I have tracked the issue and identified it originates in the tempoff function, which introduces NAs if there are no read ends at the adjacent positions, here -13 and -11 for the offset of -12 which is the most frequent in the data, causing the -12 to be dropped and no longer a valid offset option.

This occurs with both versions 1.2.0 and 2.0. I am attaching the files needed to reproduce the issue.

test_data.zip

I will shortly follow with a PR with a proposed solution, if you would like to review it and make adjustments as needed.

I appreciate this might not be an issue with most full-sized datasets, but it would be good to solve this and make a patch release here and on bioconda, as this is required for using it as part of reproducible workflows - the community would benefit greatly from it :)

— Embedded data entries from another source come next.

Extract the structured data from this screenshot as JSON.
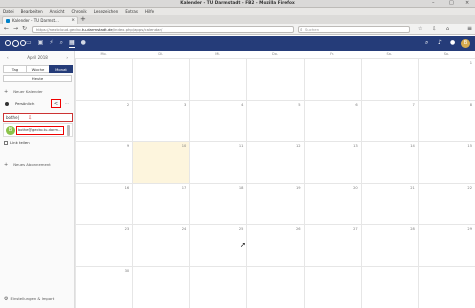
{
  "window": {
    "title": "Kalender - TU Darmstadt - FB2 - Mozilla Firefox",
    "min": "–",
    "max": "□",
    "close": "×"
  },
  "menu": [
    "Datei",
    "Bearbeiten",
    "Ansicht",
    "Chronik",
    "Lesezeichen",
    "Extras",
    "Hilfe"
  ],
  "tab": {
    "label": "Kalender - TU Darmst...",
    "close": "×",
    "new": "+"
  },
  "nav": {
    "back": "←",
    "forward": "→",
    "reload": "↻",
    "home": "⌂",
    "url_prefix": "https://nextcloud.gecko.",
    "url_domain": "tu-darmstadt.de",
    "url_path": "/index.php/apps/calendar/",
    "search_placeholder": "Suchen",
    "search_icon": "magnifier-icon",
    "icons": "☆ ⇩ ⌂",
    "menu_icon": "≡"
  },
  "appbar": {
    "icons": [
      "folder-icon",
      "image-icon",
      "lightning-icon",
      "search-icon",
      "calendar-icon",
      "contacts-icon"
    ],
    "glyphs": [
      "▭",
      "▣",
      "⚡",
      "⌕",
      "▦",
      "●"
    ],
    "right_icons": {
      "search": "⌕",
      "bell": "♪",
      "people": "●"
    },
    "avatar": "B"
  },
  "sidebar": {
    "month": "April 2018",
    "prev": "‹",
    "next": "›",
    "views": [
      "Tag",
      "Woche",
      "Monat"
    ],
    "selected_view": "Monat",
    "today": "Heute",
    "add_calendar": "Neuer Kalender",
    "calendar_name": "Persönlich",
    "share_glyph": "<",
    "more_glyph": "···",
    "share_input": "bothe|",
    "share_input_marker": "⇩",
    "suggest_avatar": "B",
    "suggest_email": "bothe@gecko.tu-darm...",
    "link_label": "Link teilen",
    "add_subscription": "Neues Abonnement",
    "settings_label": "Einstellungen & Import",
    "plus": "+",
    "gear": "⚙"
  },
  "calendar": {
    "weekdays": [
      "Mo.",
      "Di.",
      "Mi.",
      "Do.",
      "Fr.",
      "Sa.",
      "So."
    ],
    "weeks": [
      [
        "",
        "",
        "",
        "",
        "",
        "",
        "1"
      ],
      [
        "2",
        "3",
        "4",
        "5",
        "6",
        "7",
        "8"
      ],
      [
        "9",
        "10",
        "11",
        "12",
        "13",
        "14",
        "15"
      ],
      [
        "16",
        "17",
        "18",
        "19",
        "20",
        "21",
        "22"
      ],
      [
        "23",
        "24",
        "25",
        "26",
        "27",
        "28",
        "29"
      ],
      [
        "30",
        "",
        "",
        "",
        "",
        "",
        ""
      ]
    ],
    "today": "10"
  }
}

iraiosub commented 2 months ago

oh, actually I do not have access to contribute, so here's a proposed quick fix - to be used inside of the psite function:

tempoff <- function(v_dist){

  ttable <- sort(table(v_dist), decreasing = T)

  # Create right-shifted table with zero filling for non-existing positions
  right_indices <- as.character(as.numeric(names(ttable)) + 1)
  ttable_sr <- ttable[right_indices]
  ttable_sr[is.na(ttable_sr)] <- 0  # Replace NA with 0

  # Create left-shifted table with zero filling for non-existing positions
  left_indices <- as.character(as.numeric(names(ttable)) - 1)
  ttable_sl <- ttable[left_indices]
  ttable_sl[is.na(ttable_sl)] <- 0  # Replace NA with 0
  tsel <- rowSums(cbind(ttable > ttable_sr, ttable > ttable_sl), na.rm = T)

  return(as.numeric(names(tsel[tsel == 2][1])))
  }
fabiolauria commented 2 months ago

Ho there, thank you for using riboWaltz. You are perfectly right, in some specific cases the tool doesn't work. Lately several issues related to low input data popped out, which makes sense since riboWaltz has been designed for standard RiboSeq with "enough" material.

Thank you so much for bothering to inspect the code and propose an alternative. I will implemented the solution you kindly provided as soon as I'm free from other, urgent duties.

Best Fabio

iraiosub commented 2 months ago

thank you very much Fabio! That's really good to know.